You can't get a job that requires a Github OSS history. You're severely disadvantaged in job hunting when OSS contributions are a major metric.

If people tested your suitability for a job by pair programming with you, or looking at code samples, you'd look just as good as someone who contributes to OSS. But because OSS is an important metric, you're disadvantaged.

Does this make clear how it's discriminatory?

discuss

order

theorique|12 years ago

It's pretty clear that requiring a Github history is discriminatory. I wonder, though:

(1) Are there any companies which literally remove a person's resume from the running if his/her fit seems to be good in other ways, just because they do not have a public facing github repo? Or is this just something that people are talking about but not actually implementing.

(2) In what sense is any job requirement not discriminatory? Requiring 5 years of Ruby experience discriminates against those with only 6 months of Ruby experience. Requiring a Masters degree discriminates against those with a Bachelors or no degree. Making the candidate do a programming test discriminates against people who don't perform well on tests. The question is whether the programmers that a company hires based on a Github criterion are measurably "better" than those hired using different criteria. As far as I know, no such comparison has been done.

tstrimple|12 years ago

I could absolutely see myself using this as a screening mechanism. When I was hiring developers, I would get literally hundreds of resumes sent to me. Filtering through resumes is a waste of time. You cannot tell from that piece of paper (PDF, Word Doc, etc) how technically capable a person is, or if they would be a good fit for the team.

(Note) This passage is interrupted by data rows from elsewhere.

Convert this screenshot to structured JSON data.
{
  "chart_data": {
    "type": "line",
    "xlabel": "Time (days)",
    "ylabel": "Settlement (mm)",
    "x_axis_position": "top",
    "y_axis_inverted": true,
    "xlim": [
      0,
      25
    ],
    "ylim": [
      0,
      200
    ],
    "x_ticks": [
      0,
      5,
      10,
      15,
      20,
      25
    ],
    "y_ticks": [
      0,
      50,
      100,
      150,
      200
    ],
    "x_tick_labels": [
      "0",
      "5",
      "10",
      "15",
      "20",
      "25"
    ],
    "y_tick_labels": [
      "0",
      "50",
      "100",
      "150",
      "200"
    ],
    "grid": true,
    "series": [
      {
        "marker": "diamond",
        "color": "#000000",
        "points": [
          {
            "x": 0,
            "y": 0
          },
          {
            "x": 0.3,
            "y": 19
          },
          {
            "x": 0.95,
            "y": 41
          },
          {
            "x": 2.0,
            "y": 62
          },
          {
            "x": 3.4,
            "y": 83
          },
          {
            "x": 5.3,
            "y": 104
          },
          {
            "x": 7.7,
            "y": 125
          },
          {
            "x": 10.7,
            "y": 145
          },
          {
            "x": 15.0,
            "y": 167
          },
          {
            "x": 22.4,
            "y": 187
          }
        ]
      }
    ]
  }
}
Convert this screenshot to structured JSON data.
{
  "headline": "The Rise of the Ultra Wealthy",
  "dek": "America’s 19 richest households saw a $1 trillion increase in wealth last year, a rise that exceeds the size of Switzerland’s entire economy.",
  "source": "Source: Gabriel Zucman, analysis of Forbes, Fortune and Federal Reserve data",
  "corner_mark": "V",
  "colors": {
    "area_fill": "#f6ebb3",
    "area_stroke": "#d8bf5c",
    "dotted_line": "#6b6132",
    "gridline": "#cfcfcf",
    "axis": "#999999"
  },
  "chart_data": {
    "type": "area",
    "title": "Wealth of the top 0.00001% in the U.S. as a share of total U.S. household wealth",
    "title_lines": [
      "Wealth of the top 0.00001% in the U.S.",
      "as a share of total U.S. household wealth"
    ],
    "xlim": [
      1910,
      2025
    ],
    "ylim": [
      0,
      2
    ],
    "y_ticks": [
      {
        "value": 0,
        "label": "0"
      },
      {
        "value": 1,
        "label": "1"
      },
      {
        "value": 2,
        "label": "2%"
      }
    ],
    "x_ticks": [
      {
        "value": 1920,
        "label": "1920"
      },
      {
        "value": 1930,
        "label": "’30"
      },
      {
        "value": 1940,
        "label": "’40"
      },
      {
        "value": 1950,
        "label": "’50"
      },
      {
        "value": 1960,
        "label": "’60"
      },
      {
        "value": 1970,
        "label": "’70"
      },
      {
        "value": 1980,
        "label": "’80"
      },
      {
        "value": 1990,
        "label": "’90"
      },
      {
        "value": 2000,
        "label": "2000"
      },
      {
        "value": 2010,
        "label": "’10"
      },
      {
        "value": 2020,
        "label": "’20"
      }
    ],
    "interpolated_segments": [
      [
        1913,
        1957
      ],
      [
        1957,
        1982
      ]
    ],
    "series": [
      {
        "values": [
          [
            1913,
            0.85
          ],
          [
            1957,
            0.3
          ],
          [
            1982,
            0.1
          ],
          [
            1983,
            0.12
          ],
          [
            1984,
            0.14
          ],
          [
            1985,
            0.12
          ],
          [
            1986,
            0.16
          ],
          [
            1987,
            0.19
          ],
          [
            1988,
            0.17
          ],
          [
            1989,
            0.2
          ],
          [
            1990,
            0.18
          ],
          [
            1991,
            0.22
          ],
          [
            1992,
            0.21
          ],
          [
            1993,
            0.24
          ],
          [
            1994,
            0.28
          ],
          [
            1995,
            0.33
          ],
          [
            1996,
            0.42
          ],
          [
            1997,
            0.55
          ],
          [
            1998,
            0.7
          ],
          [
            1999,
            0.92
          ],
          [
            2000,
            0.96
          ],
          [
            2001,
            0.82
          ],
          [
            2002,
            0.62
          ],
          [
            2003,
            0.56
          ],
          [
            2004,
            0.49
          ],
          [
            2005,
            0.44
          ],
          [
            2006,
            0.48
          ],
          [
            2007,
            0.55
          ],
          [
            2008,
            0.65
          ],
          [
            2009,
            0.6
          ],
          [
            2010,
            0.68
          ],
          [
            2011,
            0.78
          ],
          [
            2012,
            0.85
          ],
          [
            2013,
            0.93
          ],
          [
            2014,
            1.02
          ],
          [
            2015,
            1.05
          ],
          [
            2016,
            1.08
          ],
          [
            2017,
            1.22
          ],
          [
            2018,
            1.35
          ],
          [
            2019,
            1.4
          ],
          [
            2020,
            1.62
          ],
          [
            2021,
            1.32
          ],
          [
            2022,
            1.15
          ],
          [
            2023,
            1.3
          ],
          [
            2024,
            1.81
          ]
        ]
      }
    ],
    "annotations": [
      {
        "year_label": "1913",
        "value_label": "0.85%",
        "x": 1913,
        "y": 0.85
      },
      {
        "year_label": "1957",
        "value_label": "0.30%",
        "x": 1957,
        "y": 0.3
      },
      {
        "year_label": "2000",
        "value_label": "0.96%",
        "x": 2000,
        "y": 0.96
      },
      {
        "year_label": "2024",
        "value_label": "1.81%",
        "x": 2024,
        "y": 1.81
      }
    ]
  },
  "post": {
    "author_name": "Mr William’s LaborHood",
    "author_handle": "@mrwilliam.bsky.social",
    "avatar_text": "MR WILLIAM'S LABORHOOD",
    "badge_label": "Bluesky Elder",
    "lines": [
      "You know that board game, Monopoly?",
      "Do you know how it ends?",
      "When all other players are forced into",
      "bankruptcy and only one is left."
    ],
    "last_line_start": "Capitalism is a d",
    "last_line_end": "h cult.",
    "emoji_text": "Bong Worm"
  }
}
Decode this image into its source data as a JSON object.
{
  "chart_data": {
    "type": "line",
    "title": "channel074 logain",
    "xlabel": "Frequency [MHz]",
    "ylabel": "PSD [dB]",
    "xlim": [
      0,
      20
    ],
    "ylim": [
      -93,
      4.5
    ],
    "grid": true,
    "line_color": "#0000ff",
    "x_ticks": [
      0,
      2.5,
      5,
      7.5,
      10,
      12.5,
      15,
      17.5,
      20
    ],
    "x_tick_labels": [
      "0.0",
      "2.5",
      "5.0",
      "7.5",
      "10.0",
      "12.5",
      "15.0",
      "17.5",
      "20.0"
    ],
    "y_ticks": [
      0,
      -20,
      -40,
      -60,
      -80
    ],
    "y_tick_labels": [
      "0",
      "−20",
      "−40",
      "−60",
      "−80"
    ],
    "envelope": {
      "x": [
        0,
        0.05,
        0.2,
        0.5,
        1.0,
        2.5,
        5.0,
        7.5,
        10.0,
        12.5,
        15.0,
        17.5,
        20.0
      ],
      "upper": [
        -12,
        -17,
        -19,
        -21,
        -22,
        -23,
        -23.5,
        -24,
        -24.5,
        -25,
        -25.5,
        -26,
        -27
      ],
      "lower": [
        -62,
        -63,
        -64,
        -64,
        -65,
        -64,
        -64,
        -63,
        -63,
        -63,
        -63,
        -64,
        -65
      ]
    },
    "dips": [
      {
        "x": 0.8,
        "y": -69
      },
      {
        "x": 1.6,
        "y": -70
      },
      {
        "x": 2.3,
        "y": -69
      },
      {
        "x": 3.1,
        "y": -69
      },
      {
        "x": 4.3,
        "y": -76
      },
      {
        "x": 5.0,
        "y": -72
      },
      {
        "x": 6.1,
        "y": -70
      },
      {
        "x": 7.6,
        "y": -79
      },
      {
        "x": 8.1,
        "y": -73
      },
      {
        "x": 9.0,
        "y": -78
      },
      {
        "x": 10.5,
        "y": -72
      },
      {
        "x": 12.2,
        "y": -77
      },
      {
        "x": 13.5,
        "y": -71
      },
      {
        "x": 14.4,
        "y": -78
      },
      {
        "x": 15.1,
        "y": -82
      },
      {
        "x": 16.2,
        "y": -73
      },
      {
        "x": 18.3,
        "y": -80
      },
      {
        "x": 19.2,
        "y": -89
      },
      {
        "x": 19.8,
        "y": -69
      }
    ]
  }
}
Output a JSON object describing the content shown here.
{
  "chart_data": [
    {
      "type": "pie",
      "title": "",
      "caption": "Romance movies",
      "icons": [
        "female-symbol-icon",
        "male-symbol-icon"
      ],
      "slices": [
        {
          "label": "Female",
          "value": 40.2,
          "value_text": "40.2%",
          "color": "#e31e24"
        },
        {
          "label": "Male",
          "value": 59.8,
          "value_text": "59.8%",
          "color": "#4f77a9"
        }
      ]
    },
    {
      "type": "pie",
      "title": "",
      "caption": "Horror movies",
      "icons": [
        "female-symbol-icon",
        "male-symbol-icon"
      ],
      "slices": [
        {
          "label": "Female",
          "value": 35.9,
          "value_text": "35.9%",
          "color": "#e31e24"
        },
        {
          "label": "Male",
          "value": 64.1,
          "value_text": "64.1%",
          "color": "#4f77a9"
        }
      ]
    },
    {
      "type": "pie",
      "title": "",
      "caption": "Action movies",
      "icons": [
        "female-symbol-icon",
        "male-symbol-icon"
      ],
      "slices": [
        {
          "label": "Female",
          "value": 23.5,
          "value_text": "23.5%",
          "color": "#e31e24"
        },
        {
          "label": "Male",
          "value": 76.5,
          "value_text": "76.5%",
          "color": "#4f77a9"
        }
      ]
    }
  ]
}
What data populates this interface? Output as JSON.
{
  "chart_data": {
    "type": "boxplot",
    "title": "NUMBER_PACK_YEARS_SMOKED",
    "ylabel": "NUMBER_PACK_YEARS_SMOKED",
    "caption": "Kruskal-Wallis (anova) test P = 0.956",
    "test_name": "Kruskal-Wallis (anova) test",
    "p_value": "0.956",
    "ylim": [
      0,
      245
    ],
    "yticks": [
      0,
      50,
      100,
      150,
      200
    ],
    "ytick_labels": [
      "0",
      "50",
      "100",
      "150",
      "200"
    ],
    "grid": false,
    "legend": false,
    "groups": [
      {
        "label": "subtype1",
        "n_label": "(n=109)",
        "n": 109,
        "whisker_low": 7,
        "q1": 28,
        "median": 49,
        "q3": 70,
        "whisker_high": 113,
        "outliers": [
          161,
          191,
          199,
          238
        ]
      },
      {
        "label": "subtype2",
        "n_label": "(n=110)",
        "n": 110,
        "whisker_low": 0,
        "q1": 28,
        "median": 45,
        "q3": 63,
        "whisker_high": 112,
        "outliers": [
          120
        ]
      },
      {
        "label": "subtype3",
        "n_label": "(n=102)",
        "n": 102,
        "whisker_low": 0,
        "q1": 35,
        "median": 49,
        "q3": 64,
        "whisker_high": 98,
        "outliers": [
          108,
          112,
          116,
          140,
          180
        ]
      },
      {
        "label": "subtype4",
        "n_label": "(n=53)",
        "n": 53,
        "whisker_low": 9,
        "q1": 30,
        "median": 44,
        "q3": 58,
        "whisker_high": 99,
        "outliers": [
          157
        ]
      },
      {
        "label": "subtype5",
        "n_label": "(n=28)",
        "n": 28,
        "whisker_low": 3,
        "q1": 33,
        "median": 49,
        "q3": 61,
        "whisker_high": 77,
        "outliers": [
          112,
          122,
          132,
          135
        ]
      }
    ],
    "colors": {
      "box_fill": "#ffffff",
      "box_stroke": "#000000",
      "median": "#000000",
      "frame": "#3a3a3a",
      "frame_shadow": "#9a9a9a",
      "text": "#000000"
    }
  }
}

I do not have time to interview hundreds of people, so we have to apply some filtering. Are we going to potentially filter out a good candidate because they didn't take the time to make themselves stand out? Maybe, but I'm okay with that.

tstrimple|12 years ago

What makes her a great programmer? Some natural ability? Surely during the time she has developed all of these skills she has developed something that is worth showing off? If she is such a great programmer, how is she maintaining her skills if all she is doing is working on what her employer puts in front of her?

If that single mother literally has no time outside of her 40 hour work week to be learning new things and staying current with technology, she will have a hard time finding new jobs regardless of the screening methods used.

This is also one contrived example. Not an entire "social class" of the programming population.